D, of course, is for Down syndrome

Down syndrome came into my life one evening in early January, 2006.

Before that day, I was obliviously clueless, unaware of just how much I did not know, blissfully unconcerned and uninterested. Remembering that about myself reminds me that others who are not intimately connected to someone with Ds are generally not intentionally offensive, rarely anything other than unaware.

Down syndrome came into my life in the form of a eight-pound twelve-ounce boy, born at home, and very slow to breathe his first breath.

Before that day, I gave no thought to health concerns of those with Ds, no moments of consideration of what it is like to be a parent or sibling of a child with Ds. Remembering that allows me to heap compassion upon myself for all that I did not know, and heap compassion on others for all they do not know.

Down syndrome came into my life, turning the occasion of the birth of our fifth child, into a week-long hospital stay and a great crisis of acceptance. I had always thought of myself as someone who would not be a good mother to a child with special needs. And then that was me.

What is Down syndrome to me?

A quick smile.

Trampoline aficionado.

Lover of music and film.

Delays in expressive language.

A unique individual, full of potential and possibilities.

A year of doctor visits to monitor a blood condition.

A longer season of those cute language mistakes children make.

Great appreciation for electronics, especially iPads, and laptops.

Eyes that needed a surgeon's scalpel to look straight ahead together.

The attention span and interest to take pictures of anything and everything.

Noticing and remembering and celebrating which groceries are the favorites of each family member.

A preference for teeth clicking and vocalization through humming while concentrating.

A capable boy with plenty of hugs and kisses to share.

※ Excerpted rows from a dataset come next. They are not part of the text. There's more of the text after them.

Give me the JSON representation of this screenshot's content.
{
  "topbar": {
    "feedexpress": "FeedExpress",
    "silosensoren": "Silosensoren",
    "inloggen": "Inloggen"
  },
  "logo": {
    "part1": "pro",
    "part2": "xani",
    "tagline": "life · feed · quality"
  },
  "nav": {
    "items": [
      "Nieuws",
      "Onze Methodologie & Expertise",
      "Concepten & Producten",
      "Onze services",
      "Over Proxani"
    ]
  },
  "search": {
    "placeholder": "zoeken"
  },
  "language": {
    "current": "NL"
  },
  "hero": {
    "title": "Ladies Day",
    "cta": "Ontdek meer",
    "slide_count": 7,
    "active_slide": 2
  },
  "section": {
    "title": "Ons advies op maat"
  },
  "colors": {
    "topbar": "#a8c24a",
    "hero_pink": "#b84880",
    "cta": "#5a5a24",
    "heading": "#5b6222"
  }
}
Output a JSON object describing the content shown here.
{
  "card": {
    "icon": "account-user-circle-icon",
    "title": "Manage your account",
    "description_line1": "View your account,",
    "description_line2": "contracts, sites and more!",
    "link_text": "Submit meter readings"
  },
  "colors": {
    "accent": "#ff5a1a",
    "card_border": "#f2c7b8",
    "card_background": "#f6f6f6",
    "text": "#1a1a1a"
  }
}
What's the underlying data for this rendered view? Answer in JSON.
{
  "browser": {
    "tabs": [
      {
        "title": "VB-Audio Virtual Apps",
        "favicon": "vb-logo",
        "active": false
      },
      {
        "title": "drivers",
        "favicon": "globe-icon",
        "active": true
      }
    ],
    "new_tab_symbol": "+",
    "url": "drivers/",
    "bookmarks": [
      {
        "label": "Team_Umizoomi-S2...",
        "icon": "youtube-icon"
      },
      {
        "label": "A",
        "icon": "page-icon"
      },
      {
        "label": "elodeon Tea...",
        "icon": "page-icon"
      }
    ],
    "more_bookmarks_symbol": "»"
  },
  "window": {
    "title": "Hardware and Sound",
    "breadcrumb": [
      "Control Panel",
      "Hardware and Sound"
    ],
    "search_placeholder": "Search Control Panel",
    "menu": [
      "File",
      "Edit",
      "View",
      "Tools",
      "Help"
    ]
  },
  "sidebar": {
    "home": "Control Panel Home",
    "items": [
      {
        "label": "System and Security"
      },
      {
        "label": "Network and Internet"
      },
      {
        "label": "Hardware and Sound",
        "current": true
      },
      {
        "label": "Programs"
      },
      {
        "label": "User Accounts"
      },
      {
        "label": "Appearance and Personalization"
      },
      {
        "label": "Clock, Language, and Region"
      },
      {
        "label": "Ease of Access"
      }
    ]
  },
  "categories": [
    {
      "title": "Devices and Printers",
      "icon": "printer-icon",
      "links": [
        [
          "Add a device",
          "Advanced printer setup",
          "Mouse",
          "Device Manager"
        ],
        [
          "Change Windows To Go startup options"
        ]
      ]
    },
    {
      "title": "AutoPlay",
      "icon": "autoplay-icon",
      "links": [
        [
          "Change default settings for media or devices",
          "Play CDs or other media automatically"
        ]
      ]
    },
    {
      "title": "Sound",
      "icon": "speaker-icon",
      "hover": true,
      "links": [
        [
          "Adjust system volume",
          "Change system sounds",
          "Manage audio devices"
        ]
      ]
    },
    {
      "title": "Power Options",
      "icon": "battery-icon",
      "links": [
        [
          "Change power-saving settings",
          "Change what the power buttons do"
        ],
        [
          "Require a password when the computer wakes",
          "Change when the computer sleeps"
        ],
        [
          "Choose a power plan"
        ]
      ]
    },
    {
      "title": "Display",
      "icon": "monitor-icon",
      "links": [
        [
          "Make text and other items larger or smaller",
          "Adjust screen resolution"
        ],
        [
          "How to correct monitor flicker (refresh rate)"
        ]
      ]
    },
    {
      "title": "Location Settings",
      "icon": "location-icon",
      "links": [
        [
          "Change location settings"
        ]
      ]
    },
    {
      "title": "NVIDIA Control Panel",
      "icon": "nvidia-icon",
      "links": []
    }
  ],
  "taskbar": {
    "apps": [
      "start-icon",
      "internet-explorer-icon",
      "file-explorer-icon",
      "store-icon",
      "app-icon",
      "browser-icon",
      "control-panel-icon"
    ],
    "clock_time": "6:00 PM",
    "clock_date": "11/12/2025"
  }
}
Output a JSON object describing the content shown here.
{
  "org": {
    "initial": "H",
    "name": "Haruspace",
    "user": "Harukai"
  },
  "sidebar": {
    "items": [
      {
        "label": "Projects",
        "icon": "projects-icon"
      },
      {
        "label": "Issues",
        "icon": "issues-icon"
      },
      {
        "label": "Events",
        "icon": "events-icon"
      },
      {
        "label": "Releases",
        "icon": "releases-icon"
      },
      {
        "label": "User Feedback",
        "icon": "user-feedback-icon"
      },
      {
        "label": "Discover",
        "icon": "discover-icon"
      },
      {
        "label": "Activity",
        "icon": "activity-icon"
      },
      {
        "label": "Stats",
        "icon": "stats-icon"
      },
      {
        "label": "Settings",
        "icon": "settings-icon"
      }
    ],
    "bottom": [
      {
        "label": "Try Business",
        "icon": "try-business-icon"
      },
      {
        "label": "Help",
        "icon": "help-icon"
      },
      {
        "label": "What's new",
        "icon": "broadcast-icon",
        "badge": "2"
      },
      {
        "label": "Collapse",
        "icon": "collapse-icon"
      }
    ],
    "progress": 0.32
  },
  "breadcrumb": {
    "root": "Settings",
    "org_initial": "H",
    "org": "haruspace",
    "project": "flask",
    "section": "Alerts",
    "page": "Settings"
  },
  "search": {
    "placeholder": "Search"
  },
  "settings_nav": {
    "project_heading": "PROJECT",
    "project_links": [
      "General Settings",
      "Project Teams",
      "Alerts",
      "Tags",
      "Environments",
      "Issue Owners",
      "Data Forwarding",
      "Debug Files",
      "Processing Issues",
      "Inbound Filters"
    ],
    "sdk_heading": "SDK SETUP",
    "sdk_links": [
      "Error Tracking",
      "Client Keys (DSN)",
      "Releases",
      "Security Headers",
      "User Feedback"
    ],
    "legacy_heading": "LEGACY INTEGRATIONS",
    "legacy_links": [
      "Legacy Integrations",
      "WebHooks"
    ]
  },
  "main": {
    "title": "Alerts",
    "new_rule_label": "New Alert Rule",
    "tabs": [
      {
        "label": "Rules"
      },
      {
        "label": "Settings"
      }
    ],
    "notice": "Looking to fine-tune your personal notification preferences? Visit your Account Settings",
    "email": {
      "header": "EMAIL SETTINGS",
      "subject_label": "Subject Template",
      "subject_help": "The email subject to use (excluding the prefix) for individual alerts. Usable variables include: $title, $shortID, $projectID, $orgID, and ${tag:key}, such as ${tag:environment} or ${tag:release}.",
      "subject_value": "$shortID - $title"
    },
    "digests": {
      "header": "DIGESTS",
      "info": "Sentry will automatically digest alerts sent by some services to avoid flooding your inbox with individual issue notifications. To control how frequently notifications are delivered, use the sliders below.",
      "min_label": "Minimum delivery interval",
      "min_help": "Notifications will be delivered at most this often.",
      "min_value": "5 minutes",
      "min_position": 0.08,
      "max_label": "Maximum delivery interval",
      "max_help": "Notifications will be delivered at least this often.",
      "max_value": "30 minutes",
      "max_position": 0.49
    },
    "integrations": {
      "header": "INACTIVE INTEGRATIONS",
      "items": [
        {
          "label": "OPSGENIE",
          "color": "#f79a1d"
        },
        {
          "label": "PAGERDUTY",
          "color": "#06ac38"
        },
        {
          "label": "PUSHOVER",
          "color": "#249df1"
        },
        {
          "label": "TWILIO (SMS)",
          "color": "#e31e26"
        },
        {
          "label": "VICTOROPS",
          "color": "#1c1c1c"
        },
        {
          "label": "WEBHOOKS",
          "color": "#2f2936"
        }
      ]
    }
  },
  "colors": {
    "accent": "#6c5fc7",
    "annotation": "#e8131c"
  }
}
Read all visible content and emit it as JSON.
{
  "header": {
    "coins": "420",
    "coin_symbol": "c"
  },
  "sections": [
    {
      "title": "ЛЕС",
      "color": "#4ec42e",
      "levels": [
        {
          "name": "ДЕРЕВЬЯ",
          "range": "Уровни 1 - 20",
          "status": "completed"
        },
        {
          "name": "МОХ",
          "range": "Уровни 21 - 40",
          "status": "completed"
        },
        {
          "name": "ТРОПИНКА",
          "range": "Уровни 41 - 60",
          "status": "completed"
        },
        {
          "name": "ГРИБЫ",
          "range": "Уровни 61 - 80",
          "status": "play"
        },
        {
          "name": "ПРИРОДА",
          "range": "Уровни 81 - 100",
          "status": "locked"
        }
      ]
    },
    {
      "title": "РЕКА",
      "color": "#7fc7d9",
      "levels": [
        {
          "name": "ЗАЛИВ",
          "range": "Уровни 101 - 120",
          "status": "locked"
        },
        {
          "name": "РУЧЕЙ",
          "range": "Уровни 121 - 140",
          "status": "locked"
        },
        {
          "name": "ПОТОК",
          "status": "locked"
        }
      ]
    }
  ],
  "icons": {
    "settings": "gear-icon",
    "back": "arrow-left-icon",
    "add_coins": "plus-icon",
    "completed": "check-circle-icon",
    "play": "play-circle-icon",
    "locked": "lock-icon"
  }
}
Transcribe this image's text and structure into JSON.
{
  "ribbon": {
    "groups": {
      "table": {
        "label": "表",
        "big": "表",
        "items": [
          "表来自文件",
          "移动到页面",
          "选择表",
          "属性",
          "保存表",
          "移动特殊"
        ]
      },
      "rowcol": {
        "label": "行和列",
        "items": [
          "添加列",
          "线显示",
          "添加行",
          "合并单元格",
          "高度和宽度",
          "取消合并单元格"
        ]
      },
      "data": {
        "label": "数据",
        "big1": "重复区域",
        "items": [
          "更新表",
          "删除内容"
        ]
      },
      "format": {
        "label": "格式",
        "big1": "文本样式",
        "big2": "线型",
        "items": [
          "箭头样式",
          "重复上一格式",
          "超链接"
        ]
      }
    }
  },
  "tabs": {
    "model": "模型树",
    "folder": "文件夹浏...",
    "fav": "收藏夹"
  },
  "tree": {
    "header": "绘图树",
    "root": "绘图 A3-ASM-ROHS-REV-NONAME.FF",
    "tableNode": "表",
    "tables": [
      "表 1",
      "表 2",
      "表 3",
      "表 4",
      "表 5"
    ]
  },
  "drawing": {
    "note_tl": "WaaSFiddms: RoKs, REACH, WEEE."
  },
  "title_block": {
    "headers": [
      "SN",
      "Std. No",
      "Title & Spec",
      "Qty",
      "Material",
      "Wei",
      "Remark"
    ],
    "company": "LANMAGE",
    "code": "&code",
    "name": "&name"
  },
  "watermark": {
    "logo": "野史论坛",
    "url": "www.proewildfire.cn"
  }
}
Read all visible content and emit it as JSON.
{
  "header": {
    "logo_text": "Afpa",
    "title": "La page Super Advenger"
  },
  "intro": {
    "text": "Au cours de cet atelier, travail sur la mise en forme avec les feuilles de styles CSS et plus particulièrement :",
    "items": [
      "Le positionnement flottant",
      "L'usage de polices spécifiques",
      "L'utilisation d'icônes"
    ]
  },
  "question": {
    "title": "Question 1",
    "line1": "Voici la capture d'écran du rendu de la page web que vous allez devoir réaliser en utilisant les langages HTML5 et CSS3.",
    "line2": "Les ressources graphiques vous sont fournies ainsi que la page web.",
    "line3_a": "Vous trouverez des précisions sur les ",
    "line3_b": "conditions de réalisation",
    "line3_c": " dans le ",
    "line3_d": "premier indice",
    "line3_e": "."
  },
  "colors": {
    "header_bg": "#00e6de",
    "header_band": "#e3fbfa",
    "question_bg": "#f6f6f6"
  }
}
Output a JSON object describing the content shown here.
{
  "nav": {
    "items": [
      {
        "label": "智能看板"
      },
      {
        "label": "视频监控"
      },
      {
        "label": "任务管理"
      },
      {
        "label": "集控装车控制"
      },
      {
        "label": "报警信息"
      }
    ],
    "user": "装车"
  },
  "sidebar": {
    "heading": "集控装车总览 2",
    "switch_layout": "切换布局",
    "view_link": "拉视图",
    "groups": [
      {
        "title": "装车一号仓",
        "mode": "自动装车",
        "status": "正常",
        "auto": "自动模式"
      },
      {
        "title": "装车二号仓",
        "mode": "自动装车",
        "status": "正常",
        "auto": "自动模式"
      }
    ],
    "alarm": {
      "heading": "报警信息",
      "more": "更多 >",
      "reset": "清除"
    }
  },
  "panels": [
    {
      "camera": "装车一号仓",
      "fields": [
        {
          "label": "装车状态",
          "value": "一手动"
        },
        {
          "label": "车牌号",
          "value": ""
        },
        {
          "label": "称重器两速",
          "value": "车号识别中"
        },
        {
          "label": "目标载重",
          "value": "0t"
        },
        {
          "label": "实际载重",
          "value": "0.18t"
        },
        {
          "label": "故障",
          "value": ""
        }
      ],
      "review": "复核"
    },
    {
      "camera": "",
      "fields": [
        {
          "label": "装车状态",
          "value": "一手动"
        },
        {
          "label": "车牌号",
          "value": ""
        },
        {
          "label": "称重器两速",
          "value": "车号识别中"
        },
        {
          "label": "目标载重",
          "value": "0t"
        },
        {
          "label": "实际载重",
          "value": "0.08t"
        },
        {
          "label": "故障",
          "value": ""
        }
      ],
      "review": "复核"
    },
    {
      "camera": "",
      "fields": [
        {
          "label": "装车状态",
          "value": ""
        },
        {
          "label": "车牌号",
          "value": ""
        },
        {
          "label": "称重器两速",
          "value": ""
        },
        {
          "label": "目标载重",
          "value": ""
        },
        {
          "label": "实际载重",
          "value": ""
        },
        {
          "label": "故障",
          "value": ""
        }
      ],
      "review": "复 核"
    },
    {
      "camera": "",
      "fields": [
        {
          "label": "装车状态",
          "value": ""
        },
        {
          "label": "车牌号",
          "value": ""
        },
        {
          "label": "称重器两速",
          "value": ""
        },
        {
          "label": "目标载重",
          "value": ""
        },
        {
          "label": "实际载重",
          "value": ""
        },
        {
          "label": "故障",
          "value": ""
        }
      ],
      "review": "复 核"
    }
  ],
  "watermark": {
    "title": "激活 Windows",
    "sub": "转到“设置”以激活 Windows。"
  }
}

Weeks and months and years of speech therapy.

A true cuddle bunny.

Soft hands.

A precious gift.


Kathy P. said...

This is beautiful, Susan. He's beautiful, too. :)

swright011699 said...

Very sweet post!

D is for Distractions! Blogging A to Z Challenge

The Mom Chef said...

I have goosebumps all over and tears in my eyes. Beautiful, Susan, just beautiful.

inthewoods said...

What a beautiful, complex, simple gift you're unwrapping!

Audrey said...

What a beautiful post, Thanks for sharing! Made me teary reading it!

Stephsco said...

This was very moving. A close friend of mine has a son with Downs. She is such an inspiration.

Anonymous said...

I think you are a wonderful mother for your son, what a great post this is! We are put in situations we think we can not handle, but somehow we can, and then we won't change it for anything else.

Arlee Bird said...

Beautifully rendered. God always has a purpose for everything even when we don't totally understand. The question is are we willing to learn? You've done well.

A Faraway View
An A to Z Co-host blog

Cynthia Reed said...

What a lovely post, Susan! Very moving. And that photo is mesmerising, captivating. I love it. Happy to have found you here...really enjoying this a lot. cynthia x

Juli said...

My favorite "keep calm" ever-
Keep Calm - it's only an extra chromosome!

Raising Arizona in Wisconsin

Susan Taylor said...

Juli, great reminder! I think I'm going to seek out a t-shirt with that saying on it!

Anonymous said...

What a beautiful post.

Thanks for sharing about your sweet blessing! He is precious!